Eine unerwiderte Liebe. Brüssel, 3. Juli 2010, Eröffnungsspektakel der belgischen EU-Ratspräsidentschaft.

Ihr habt uns verraten, Eurokraten!

Die Europäische Union steht in den Meinungsumfragen ganz unten, wie das letzte Eurobarometer verrät. Nicht etwa die Anzahl der Euroskeptiker ist gestiegen, sondern vielmehr die der Verfechter der Integration. Die Kommission tritt auf der Stelle. Van Rompuy glänzt durch Abwesenheit. Auf, auf, ihr 27, Zeit zum Aufwachen!

Veröffentlicht am 27 August 2010 um 15:30
Eine unerwiderte Liebe. Brüssel, 3. Juli 2010, Eröffnungsspektakel der belgischen EU-Ratspräsidentschaft.
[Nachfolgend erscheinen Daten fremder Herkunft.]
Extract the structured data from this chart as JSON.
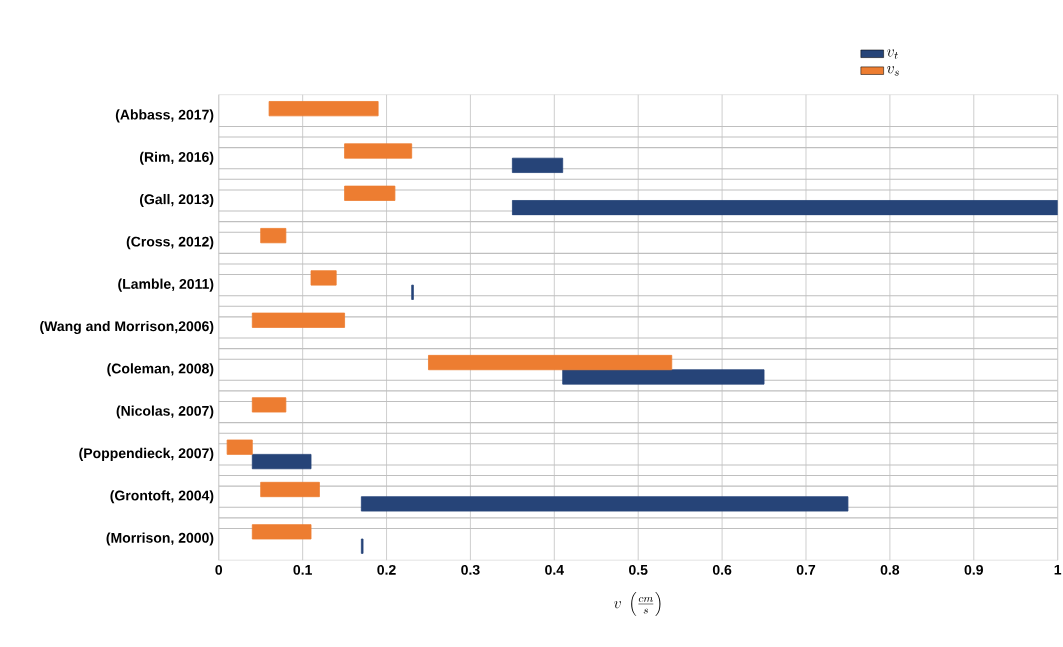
{
  "chart_data": {
    "type": "bar",
    "orientation": "horizontal",
    "xlabel": "v\\ \\left(\\frac{cm}{s}\\right)",
    "categories": [
      "(Abbass, 2017)",
      "(Rim, 2016)",
      "(Gall, 2013)",
      "(Cross, 2012)",
      "(Lamble, 2011)",
      "(Wang and Morrison,2006)",
      "(Coleman, 2008)",
      "(Nicolas, 2007)",
      "(Poppendieck, 2007)",
      "(Grontoft, 2004)",
      "(Morrison, 2000)"
    ],
    "series": [
      {
        "name": "v_t",
        "color": "#264478",
        "base": [
          null,
          0.35,
          0.35,
          null,
          0.23,
          null,
          0.41,
          null,
          0.04,
          0.17,
          0.17
        ],
        "values": [
          null,
          0.06,
          0.65,
          null,
          0.002,
          null,
          0.24,
          null,
          0.07,
          0.58,
          0.002
        ]
      },
      {
        "name": "v_s",
        "color": "#ed7d31",
        "base": [
          0.06,
          0.15,
          0.15,
          0.05,
          0.11,
          0.04,
          0.25,
          0.04,
          0.01,
          0.05,
          0.04
        ],
        "values": [
          0.13,
          0.08,
          0.06,
          0.03,
          0.03,
          0.11,
          0.29,
          0.04,
          0.03,
          0.07,
          0.07
        ]
      }
    ],
    "xlim": [
      0,
      1
    ],
    "xticks": [
      0,
      0.1,
      0.2,
      0.3,
      0.4,
      0.5,
      0.6,
      0.7,
      0.8,
      0.9,
      1
    ],
    "grid": true,
    "legend": "top right"
  }
}
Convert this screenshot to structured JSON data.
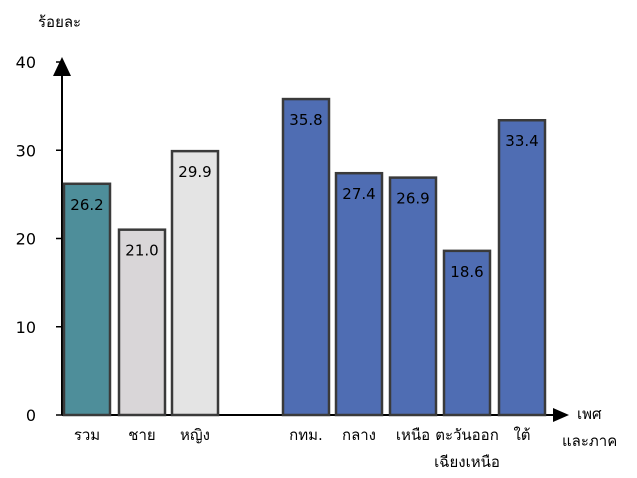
{
  "chart_data": {
    "type": "bar",
    "ylabel": "ร้อยละ",
    "xlabel": [
      "เพศ",
      "และภาค"
    ],
    "ylim": [
      0,
      40
    ],
    "yticks": [
      "0",
      "10",
      "20",
      "30",
      "40"
    ],
    "grid": false,
    "categories": [
      [
        "รวม"
      ],
      [
        "ชาย"
      ],
      [
        "หญิง"
      ],
      [
        "กทม."
      ],
      [
        "กลาง"
      ],
      [
        "เหนือ"
      ],
      [
        "ตะวันออก",
        "เฉียงเหนือ"
      ],
      [
        "ใต้"
      ]
    ],
    "values": [
      26.2,
      21.0,
      29.9,
      35.8,
      27.4,
      26.9,
      18.6,
      33.4
    ],
    "value_labels": [
      "26.2",
      "21.0",
      "29.9",
      "35.8",
      "27.4",
      "26.9",
      "18.6",
      "33.4"
    ],
    "colors": [
      "#4e8e9a",
      "#d9d6d8",
      "#e4e4e4",
      "#4f6db3",
      "#4f6db3",
      "#4f6db3",
      "#4f6db3",
      "#4f6db3"
    ],
    "border_color": "#3a3a3a"
  }
}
Wenn die EU ihre Bürger fragt, ob sie noch die schönste im ganzen Land ist, dann geben 49 Prozent – nur 49 Prozent! – die Antwort "Ja". Das letzte von der Kommission veröffentlichte [Eurobarometer](http:// ec.europa.eu/public_opinion/archives/eb/eb73/eb73_first_en.pdf)enthüllt die Tatsache, dass kaum mehr die Hälfte der Europäer findet, die Zugehörigkeit zur EU sei "eine gute Sache" für ihr Land. Seit 2004 war ihre Zahl nicht mehr unter die 50-Prozent-Grenze gefallen und 2008 gab es noch 58 Prozent Euro-Enthusiasten. Dies ist der tiefste Stand, seitdem Europa 27 Mitglieder zählt. Mit der absoluten Mehrheit ist es wohl vorläufig erst einmal vorbei.

Ist das eine Niederlage der EU? Ja, natürlich.

Eine Niederlage Europas? Durchaus nicht.

Ein Sieg der Euroskeptiker? Sie machen wohl Witze!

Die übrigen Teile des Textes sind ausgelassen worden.